Summary of The Duke’s Children by Anthony Trollope

The Duke’s Children is a novel by Anthony Trollope, published 1880, the last in the ‘Palliser’ series. Glencora, the duchess of Omnium, encourages Frank Tregear, a young Conservative with little fortune, in his suit to her daughter Lady Mary Palliser, but after the death of the duchess Tregear has no one to plead his cause with the Liberal duke, and the match is broken off. Meanwhile, the duke is anxious at the behaviour of his eldest son and heir, Lord Silverbridge. Sent down from Oxford as a result of his wild behaviour, Silverbridge immerses himself in London club life, and becomes well known for his interest in horse racing.

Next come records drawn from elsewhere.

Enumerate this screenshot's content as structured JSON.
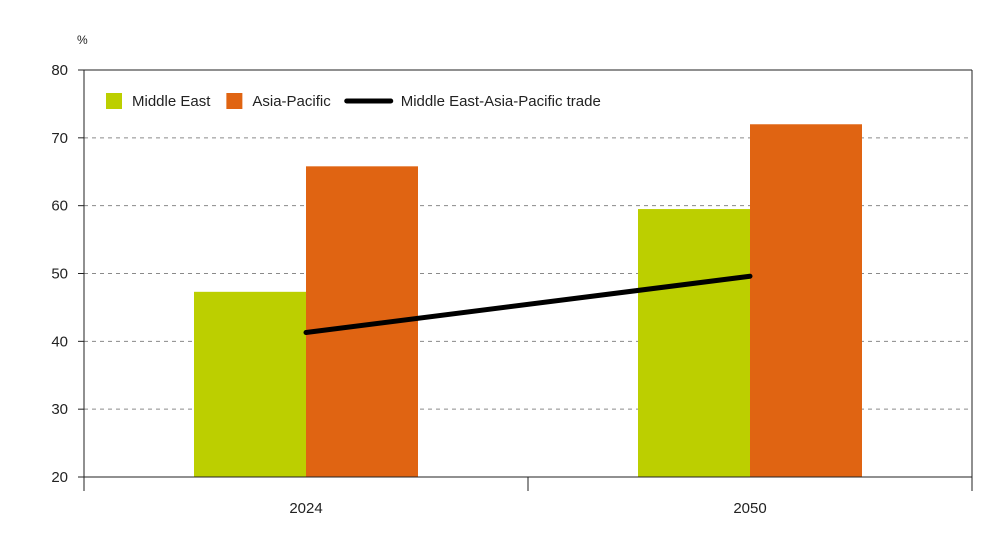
{
  "chart_data": {
    "type": "bar",
    "unit": "%",
    "categories": [
      "2024",
      "2050"
    ],
    "series": [
      {
        "name": "Middle East",
        "kind": "bar",
        "color": "#bccf00",
        "values": [
          47.3,
          59.5
        ]
      },
      {
        "name": "Asia-Pacific",
        "kind": "bar",
        "color": "#e06412",
        "values": [
          65.8,
          72.0
        ]
      },
      {
        "name": "Middle East-Asia-Pacific trade",
        "kind": "line",
        "color": "#000000",
        "values": [
          41.3,
          49.6
        ]
      }
    ],
    "ylim": [
      20,
      80
    ],
    "yticks": [
      20,
      30,
      40,
      50,
      60,
      70,
      80
    ],
    "grid": "horizontal-dashed",
    "legend_position": "top-left"
  }
}
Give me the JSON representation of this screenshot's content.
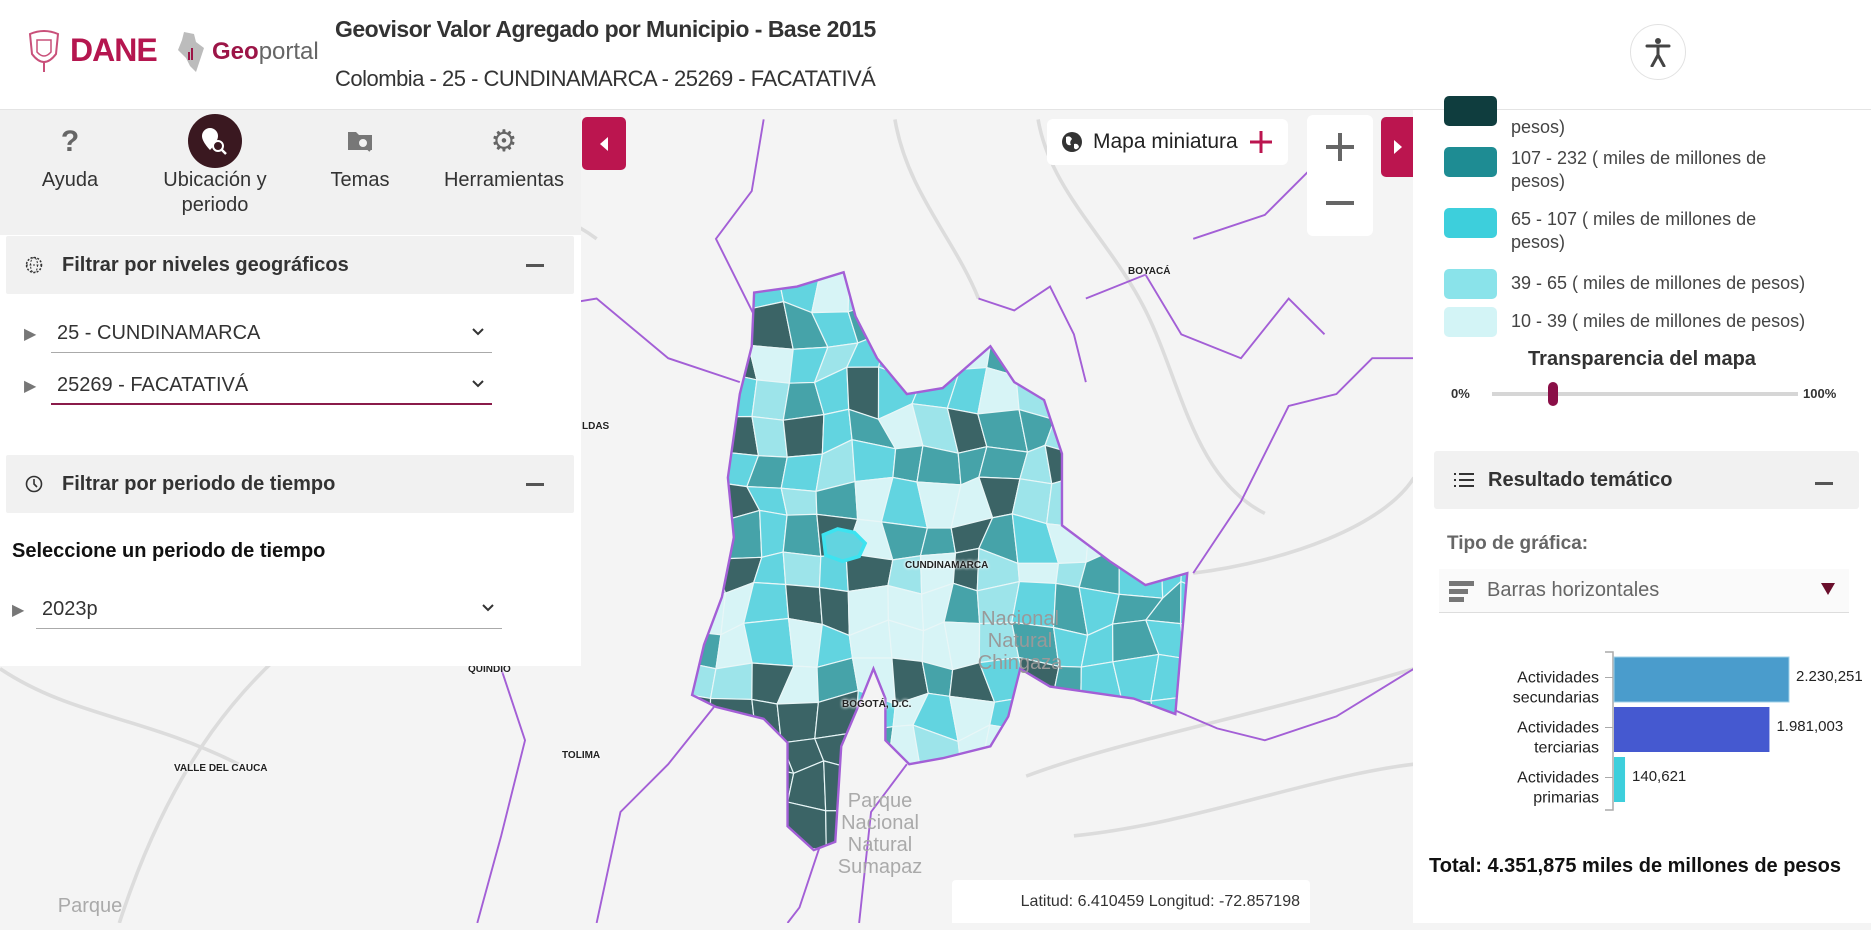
{
  "header": {
    "dane_logo": "DANE",
    "geoportal_logo_bold": "Geo",
    "geoportal_logo_rest": "portal",
    "title": "Geovisor Valor Agregado por Municipio - Base 2015",
    "subtitle": "Colombia - 25 - CUNDINAMARCA - 25269 - FACATATIVÁ",
    "accessibility_icon": "accessibility-icon"
  },
  "toolbar": {
    "items": [
      {
        "label": "Ayuda",
        "icon": "question-icon",
        "active": false
      },
      {
        "label": "Ubicación y periodo",
        "icon": "location-search-icon",
        "active": true
      },
      {
        "label": "Temas",
        "icon": "folder-search-icon",
        "active": false
      },
      {
        "label": "Herramientas",
        "icon": "gear-icon",
        "active": false
      }
    ]
  },
  "geo_filter": {
    "title": "Filtrar por niveles geográficos",
    "department": "25 - CUNDINAMARCA",
    "municipality": "25269 - FACATATIVÁ"
  },
  "time_filter": {
    "title": "Filtrar por periodo de tiempo",
    "prompt": "Seleccione un periodo de tiempo",
    "period": "2023p"
  },
  "map": {
    "mini_map_label": "Mapa miniatura",
    "labels": {
      "boyaca": "BOYACÁ",
      "caldas": "LDAS",
      "cundinamarca": "CUNDINAMARCA",
      "quindio": "QUINDIO",
      "valle": "VALLE DEL CAUCA",
      "tolima": "TOLIMA",
      "bogota": "BOGOTÁ, D.C."
    },
    "parks": {
      "sumapaz": "Parque Nacional Natural Sumapaz",
      "chingaza": "Nacional Natural Chingaza",
      "bottom_left": "Parque"
    },
    "coordinates": "Latitud: 6.410459 Longitud: -72.857198",
    "border_color": "#a35fd6"
  },
  "legend": {
    "items": [
      {
        "label": "pesos)",
        "color": "#0f3d3e"
      },
      {
        "label": "107 - 232 ( miles de millones de pesos)",
        "color": "#1e8c93"
      },
      {
        "label": "65 - 107 ( miles de millones de pesos)",
        "color": "#3dcfdc"
      },
      {
        "label": "39 - 65 ( miles de millones de pesos)",
        "color": "#8ae3ea"
      },
      {
        "label": "10 - 39 ( miles de millones de pesos)",
        "color": "#d3f4f6"
      }
    ],
    "transparency_title": "Transparencia del mapa",
    "transparency_min": "0%",
    "transparency_max": "100%",
    "transparency_value": 0.2
  },
  "result": {
    "title": "Resultado temático",
    "chart_type_label": "Tipo de gráfica:",
    "chart_type": "Barras horizontales",
    "total": "Total: 4.351,875 miles de millones de pesos"
  },
  "chart_data": {
    "type": "bar",
    "orientation": "horizontal",
    "categories": [
      "Actividades secundarias",
      "Actividades terciarias",
      "Actividades primarias"
    ],
    "values": [
      2230.251,
      1981.003,
      140.621
    ],
    "value_labels": [
      "2.230,251",
      "1.981,003",
      "140,621"
    ],
    "colors": [
      "#4a9ccc",
      "#4559d0",
      "#3dcfdc"
    ],
    "title": "",
    "xlabel": "",
    "ylabel": ""
  }
}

He becomes part-owner, with the unsavoury Major Tifto, of a racehorse waggishly named ‘The Prime Minister’, and loses £70,000 betting on its performances in the Derby and St Leger. The duke pays his son’s debts and hints that marriage might help him to settle down, whereupon Silverbridge admits his involvement with an impoverished but well-born cousin of Tregear’s, Lady Mabel Grex, who is herself in love with Tregear, though she knows she can never afford to marry him. Tregear finds a seat in Parliament, finally convincing the duke of his political and personal integrity. The duke sanctions his marriage to Lady Mary, and is prepared to encourage Silverbridge’s marriage to Lady Mabel, when he discovers that his son has fallen in love with the brilliant American Isabel Boncassen. He finds it hard to reconcile himself to the idea of a wedding between a future duke of Omnium and a girl whose family has risen from obscurity in two generations, even though Mr Boncassen is a respected scholar, but Silverbridge’s determination and Isabel’s charm makes him give way gracefully in the end. Lady Mabel, a character of tragic dimensions, is left to solitary disappointment. The novel combines political interests with Trollope’s characteristic concern with the role of loyalty and inheritance in courtship. It also reflects his changing views of American culture, and of parent-child relationships.